Overview:
- L-Glutamine promotes muscle recovery, in effect reducing muscle soreness and the effects of DOMS (delayed onset muscle soreness).
- Boosts your immune system.
- Reduces lactic acid build-up.
- Helps you recover faster so that you can get your butt back in the gym.
What is L-Glutamine?
L-glutamine is an anti-catabolic amino acid that is found in the muscular system. It is the most abundant of 20 amino acids found in the body, and it is depended on in the course of exercise and strength training.
In case you skipped Biology 10, amino acids are the Lego blocks of protein. These fun little chunks of awesomeness are made inside the muscle and then spread around to the organs who require some gluta-love.
Why Is It So Popular?
Supplementing with glutamine has been shown in numerous clinical studies to boost recovery with increased muscle growth, keeping the accumulation of lactic acid at bay, and keeping the immune system running well.
In times of heavy training and strict dieting – and even when you are under normal than usual stress loads — it can be easy to slip into a catabolic state. This is where your body, reacting to all the punishment you are wielding on it, begins pumping out heaps of lactic acid and ammonium, which releases catabolic hormones.
At this point your body will begin to digest its own muscles in order to get at the body’s natural sources of glutamine. Glutamine counteracts this nasty set of events – including muscle atrophy and muscle loss — by briskly moving nitrogen around the body as necessary to keep things functioning optimally.

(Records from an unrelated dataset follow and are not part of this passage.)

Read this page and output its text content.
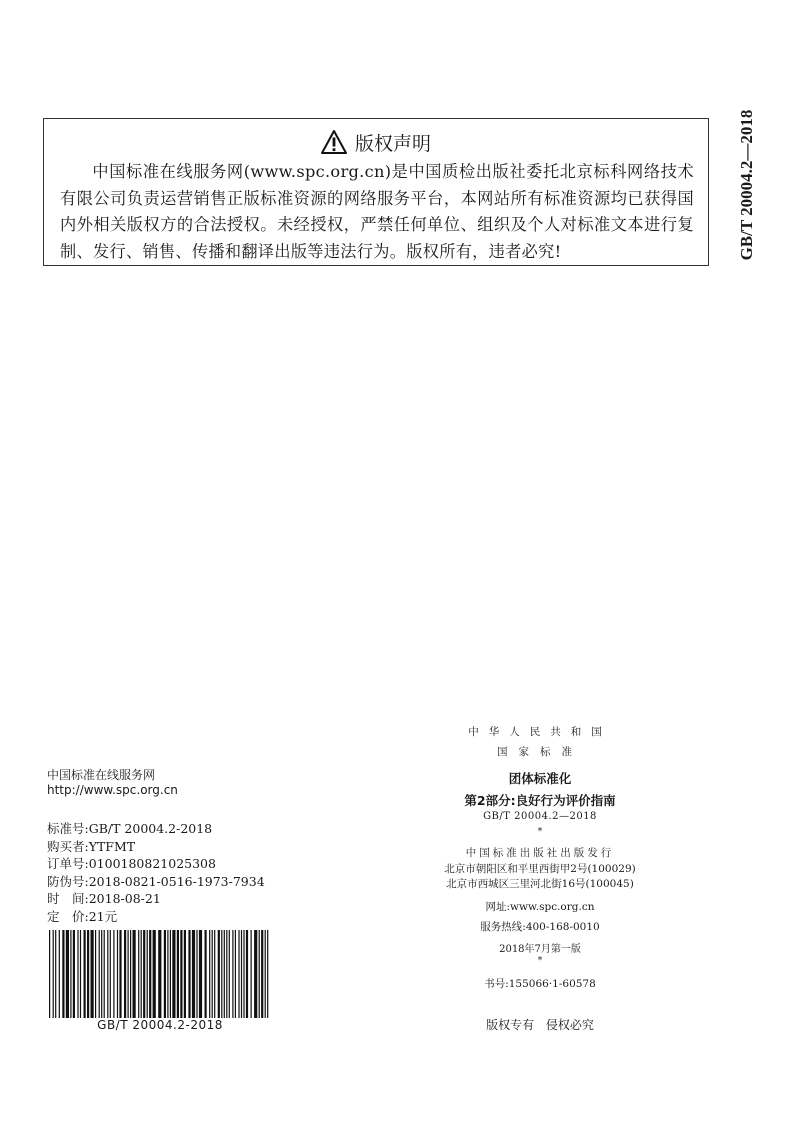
GB/T 20004.2—2018
版权声明
中国标准在线服务网(www.spc.org.cn)是中国质检出版社委托北京标科网络技术有限公司负责运营销售正版标准资源的网络服务平台，本网站所有标准资源均已获得国内外相关版权方的合法授权。未经授权，严禁任何单位、组织及个人对标准文本进行复制、发行、销售、传播和翻译出版等违法行为。版权所有，违者必究!
中国标准在线服务网
http://www.spc.org.cn
标准号:GB/T 20004.2-2018
购买者:YTFMT
订单号:0100180821025308
防伪号:2018-0821-0516-1973-7934
时　间:2018-08-21
定　价:21元
GB/T 20004.2-2018
中华人民共和国
国家标准
团体标准化
第2部分:良好行为评价指南
GB/T 20004.2—2018
*
中国标准出版社出版发行
北京市朝阳区和平里西街甲2号(100029)
北京市西城区三里河北街16号(100045)
网址:www.spc.org.cn
服务热线:400-168-0010
2018年7月第一版
*
书号:155066·1-60578
版权专有 侵权必究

It also encourages the release of growth hormone (that’s a good thing), stimulates protein synthesis (another good thing), and helps carbon and nitrogen get zipped around the body in the form of fuel (three for three!).
Where Can I Find Glutamine?
It occurs naturally in some your typical protein heavy meals; beans, fishies, poultry, dairy products and protein powders.
What is the Best Way to Supplement With L-Glutamine?
Supplementing after your workouts with between 5-10 grams – as well as strategically throughout the day – can help reduce catabolism (notice how it rhymes closely with ‘cannibalism’?). Taking it before you pass out at night is also a smart move, as it when you are sleeping is when your body is working over-time at repairing all the nastiness you unleashed at the gym. Of course, check with your doctor, and the label before you start supplementing with this stuff if unsure.
Other Cool Stuff L-Glutamine Does
Glutamine has been shown to help those suffering from diseases that effect the gastrointestinal system, such as sufferers of colitis. For those of you how take fistfuls of anti-inflammatories for aches and pains should also feel comfortable knowing that glutamine can help reverse some of the punishing intestinal damage things like ibuprofens and other NSAIDs unleash.
Besides that, it’s been shown to a mood elevator, and even helps your brain function better. And nobody wants to be a dummy!